Todd Fisher On United States Of Bacon: There’s No Such Thing As A Bad Bacon Dish
Todd Fisher’s new Destination America series United States of Bacon kicked off this week, and we managed to steal a few minutes of his time to chat while he was in town taping an appearance on The Rachael Ray Show. Obviously the primary question on our minds was why he chose bacon from his earlier three-part mini-series United States of Food (which featured an installment each on bacon, burgers, and steak) as the focus for its own show. (You know. Apart from the obvious.)
Check out our Q&A with Todd below!
The Braiser: Please tell us you’re in New York shooting an episode of United States Of Bacon and featuring our best bacon dishes.
Todd Fisher: The reason I’m in New York is because I’m shooting The Rachael Ray Show tomorrow. All the taping for United States of Bacon is done.
Damn! So did you guys stick more to Middle America this season?
It was a good mix. We didn’t do New York this time, which is hopefully a good thing, because it means we’ll get to do it next season. But we were in Portland and Seattle. Then we went down the coast to my backyard, to East Bay and Los Angeles. And then we were in Iowa, Atlanta again, Chicago, Baltimore, Philadelphia, and Pittsburgh. Something like that. I feel like I’m missing somebody, though.
What do you think warranted bacon, of the three foods you covered in the mini-series, getting its own show?
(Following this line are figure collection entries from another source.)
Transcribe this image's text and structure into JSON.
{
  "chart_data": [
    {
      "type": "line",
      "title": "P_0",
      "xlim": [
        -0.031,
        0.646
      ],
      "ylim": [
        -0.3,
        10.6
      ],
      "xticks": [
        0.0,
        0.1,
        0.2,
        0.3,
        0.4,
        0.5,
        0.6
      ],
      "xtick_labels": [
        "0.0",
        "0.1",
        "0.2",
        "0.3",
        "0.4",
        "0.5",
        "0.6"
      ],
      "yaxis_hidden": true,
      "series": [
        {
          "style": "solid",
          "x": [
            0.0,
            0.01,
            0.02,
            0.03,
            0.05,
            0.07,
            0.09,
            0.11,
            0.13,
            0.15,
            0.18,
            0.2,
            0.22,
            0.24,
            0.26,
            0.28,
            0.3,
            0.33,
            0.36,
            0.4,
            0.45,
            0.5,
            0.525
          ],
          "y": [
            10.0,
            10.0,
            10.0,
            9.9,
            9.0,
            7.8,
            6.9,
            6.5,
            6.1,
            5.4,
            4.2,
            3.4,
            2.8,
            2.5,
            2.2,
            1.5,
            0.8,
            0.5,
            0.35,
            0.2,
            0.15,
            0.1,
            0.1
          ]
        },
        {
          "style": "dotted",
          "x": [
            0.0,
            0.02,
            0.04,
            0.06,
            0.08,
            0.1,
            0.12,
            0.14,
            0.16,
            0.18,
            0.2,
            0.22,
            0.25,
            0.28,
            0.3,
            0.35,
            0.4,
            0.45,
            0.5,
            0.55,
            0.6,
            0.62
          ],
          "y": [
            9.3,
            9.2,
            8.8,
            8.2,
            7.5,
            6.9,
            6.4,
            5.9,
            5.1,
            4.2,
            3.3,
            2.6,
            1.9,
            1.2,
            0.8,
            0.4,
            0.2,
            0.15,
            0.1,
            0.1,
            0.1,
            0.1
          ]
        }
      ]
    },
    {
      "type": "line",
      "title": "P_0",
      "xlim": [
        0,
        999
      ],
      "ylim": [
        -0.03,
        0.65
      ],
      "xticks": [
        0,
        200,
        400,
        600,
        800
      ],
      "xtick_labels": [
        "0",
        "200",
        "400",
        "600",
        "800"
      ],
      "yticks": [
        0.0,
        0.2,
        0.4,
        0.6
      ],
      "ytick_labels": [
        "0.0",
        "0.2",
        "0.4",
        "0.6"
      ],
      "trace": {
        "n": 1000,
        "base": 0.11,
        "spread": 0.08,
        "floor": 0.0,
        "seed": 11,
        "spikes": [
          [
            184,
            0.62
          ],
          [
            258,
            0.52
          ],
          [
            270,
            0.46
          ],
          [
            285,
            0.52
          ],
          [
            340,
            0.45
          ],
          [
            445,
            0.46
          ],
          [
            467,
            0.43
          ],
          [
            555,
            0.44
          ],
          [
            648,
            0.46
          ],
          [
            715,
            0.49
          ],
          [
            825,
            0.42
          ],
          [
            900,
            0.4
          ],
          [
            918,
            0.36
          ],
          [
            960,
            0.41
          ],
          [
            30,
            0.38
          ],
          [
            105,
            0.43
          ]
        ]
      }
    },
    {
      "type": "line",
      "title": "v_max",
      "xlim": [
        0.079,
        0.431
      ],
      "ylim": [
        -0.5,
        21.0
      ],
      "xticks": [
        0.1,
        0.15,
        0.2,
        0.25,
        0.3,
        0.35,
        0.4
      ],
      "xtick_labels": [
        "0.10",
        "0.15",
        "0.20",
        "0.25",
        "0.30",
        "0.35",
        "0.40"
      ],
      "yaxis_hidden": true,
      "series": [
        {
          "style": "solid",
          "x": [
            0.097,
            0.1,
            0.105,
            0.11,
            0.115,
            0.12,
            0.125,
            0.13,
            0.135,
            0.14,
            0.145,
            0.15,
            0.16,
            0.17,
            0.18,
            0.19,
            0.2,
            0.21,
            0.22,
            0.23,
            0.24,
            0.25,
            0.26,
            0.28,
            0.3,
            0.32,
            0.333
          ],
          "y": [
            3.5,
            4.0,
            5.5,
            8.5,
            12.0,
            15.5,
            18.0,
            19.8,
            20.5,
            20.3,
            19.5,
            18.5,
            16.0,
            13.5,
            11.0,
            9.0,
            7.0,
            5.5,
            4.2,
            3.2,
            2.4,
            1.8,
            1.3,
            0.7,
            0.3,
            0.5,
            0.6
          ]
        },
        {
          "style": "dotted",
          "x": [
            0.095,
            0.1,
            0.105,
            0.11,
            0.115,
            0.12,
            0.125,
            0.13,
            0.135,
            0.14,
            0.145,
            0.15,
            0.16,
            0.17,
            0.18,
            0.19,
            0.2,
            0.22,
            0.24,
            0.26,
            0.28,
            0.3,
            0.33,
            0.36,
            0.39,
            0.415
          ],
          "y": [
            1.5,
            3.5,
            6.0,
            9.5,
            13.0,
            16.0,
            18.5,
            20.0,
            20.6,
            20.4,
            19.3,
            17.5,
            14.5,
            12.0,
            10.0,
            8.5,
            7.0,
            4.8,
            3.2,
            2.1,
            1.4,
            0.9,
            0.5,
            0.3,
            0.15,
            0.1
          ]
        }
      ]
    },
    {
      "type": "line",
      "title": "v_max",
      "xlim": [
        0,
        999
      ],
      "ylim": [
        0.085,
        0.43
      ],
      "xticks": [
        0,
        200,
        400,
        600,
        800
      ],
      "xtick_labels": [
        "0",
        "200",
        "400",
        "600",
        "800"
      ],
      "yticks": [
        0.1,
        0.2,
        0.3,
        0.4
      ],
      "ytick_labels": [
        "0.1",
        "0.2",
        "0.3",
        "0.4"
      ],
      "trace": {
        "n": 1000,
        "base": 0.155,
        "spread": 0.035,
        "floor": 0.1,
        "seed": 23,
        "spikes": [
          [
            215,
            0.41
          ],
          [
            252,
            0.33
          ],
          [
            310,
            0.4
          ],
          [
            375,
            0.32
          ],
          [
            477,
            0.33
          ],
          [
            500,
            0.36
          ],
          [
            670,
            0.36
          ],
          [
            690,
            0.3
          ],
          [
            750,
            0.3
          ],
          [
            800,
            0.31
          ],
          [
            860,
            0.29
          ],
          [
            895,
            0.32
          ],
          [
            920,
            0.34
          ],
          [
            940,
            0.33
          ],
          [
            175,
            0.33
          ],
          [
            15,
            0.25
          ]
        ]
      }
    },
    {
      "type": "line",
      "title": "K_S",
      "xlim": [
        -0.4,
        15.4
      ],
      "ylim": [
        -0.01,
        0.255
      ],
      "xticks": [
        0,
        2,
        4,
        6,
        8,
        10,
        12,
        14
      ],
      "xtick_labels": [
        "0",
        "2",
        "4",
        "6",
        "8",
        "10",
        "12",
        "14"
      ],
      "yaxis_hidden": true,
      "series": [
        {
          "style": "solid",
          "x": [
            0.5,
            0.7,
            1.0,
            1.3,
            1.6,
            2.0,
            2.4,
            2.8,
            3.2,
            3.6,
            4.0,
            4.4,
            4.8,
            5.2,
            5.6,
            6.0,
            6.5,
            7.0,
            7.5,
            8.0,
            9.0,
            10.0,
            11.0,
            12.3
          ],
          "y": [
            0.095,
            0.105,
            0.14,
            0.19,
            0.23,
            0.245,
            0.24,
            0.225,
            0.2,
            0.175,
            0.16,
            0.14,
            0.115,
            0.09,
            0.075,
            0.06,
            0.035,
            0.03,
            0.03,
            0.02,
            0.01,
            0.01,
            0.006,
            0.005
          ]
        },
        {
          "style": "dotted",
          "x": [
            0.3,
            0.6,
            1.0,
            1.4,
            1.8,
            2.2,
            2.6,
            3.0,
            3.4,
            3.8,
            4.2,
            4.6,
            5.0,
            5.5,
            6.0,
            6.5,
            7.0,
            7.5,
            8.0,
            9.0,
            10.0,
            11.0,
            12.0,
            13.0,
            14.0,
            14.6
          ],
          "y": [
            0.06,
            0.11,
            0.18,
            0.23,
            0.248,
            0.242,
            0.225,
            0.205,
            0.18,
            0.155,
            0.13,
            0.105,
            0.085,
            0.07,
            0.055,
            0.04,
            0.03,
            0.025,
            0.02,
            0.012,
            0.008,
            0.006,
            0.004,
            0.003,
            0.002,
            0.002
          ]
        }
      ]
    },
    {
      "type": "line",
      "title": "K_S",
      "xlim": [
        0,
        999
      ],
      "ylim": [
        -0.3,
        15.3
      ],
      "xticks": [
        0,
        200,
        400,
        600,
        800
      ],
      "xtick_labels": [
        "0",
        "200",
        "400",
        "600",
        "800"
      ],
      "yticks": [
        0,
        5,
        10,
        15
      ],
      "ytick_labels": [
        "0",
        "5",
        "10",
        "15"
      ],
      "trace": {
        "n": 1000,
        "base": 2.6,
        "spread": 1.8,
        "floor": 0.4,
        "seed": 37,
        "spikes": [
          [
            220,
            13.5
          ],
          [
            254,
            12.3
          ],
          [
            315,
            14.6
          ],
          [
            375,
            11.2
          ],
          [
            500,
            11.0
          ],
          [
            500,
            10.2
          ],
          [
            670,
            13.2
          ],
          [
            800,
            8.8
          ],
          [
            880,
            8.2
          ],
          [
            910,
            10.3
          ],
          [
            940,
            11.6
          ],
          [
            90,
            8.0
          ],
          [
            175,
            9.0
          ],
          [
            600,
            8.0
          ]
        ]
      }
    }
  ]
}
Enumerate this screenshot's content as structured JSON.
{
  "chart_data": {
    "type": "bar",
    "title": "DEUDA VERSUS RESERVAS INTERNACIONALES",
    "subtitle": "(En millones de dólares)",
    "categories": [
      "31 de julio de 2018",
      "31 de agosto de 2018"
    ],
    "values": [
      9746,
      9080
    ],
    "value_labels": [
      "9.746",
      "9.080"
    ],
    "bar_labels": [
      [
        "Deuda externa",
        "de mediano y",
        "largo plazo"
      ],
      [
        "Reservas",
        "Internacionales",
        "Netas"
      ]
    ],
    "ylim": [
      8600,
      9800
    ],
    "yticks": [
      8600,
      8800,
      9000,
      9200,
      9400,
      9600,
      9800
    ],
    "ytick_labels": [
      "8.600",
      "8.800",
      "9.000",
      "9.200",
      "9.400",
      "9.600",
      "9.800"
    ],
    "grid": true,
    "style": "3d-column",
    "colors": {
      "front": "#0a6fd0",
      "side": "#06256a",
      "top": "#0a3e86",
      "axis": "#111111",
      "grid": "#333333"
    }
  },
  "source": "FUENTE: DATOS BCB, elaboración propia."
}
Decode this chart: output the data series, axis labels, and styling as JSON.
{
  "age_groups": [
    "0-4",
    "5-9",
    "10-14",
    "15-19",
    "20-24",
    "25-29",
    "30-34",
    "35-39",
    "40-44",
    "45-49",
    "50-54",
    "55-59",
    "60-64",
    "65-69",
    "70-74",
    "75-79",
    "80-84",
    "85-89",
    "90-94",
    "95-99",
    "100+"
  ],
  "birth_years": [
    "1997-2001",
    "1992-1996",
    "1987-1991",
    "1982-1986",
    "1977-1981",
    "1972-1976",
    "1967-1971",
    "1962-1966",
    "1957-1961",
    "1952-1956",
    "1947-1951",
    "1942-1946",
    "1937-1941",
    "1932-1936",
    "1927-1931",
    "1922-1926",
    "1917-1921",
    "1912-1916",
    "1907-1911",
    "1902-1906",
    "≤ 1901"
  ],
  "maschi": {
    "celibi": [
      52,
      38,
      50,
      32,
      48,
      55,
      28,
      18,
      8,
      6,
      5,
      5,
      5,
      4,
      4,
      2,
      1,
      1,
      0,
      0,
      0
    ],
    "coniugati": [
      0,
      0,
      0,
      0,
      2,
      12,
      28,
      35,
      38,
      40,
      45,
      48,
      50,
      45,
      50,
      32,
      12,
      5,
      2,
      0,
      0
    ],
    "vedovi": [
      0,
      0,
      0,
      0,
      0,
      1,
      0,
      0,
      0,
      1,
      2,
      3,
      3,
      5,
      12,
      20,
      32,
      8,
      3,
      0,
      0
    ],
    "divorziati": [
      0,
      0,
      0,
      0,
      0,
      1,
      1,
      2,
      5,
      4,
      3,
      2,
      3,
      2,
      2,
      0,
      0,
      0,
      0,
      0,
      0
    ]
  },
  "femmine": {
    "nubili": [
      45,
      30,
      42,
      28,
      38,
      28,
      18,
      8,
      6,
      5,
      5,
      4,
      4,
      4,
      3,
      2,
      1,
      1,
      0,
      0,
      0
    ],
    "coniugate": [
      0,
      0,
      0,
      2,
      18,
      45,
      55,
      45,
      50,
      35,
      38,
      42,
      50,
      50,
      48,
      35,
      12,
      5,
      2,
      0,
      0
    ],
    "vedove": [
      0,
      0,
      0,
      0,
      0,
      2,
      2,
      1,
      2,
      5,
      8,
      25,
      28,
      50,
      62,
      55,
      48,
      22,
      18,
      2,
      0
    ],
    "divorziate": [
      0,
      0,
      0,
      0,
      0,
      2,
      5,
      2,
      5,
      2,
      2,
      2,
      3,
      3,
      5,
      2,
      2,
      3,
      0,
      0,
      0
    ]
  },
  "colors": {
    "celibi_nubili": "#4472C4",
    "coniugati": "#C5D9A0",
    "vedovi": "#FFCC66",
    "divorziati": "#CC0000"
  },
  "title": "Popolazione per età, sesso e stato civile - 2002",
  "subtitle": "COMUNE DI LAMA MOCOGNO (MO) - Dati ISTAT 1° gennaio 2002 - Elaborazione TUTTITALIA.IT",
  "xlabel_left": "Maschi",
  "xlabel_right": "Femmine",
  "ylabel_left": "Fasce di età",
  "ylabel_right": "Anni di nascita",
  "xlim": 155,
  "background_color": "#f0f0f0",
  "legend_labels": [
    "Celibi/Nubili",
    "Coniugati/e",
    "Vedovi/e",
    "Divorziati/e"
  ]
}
First of all, it’s bacon, so it’s quite literally and by many regards, the best ingredient in the world. And there’s such a cult-growing energy that bacon is taking on a life of it’s own. Three, four years ago, when I thought I was a bacon freak, it was nothing compared to where we are now — to people wanting to get into the grassroots of how it started, and making their own in their own backyard. And then just the versatility of the ingredient, whether it’s kind of it’s own signature middle of the plate [dish], or whether it’s used to wrap, to accent the flavor, to enhance; that kind of says it all.
We were tipped off that we should ask you about what the weirdest bacon concoctions you encountered were…
[Laughs.] It’s funny, none of them have really been weird. We went to this one place in Baltimore that was actually called Bad Decisions, and so we went through this routine, like, ‘What are going to [do]?’ Because I was thinking, ‘Bacon on anything seems to work.’ And so we kind of thought about what would be a really bad bacon decision. And we tried some weird stuff and ridiculously enough, they all worked! It was kind of frustrating. I was really trying to make a bad tasting thing!
Well, that’s the least surprising thing we’ve ever heard.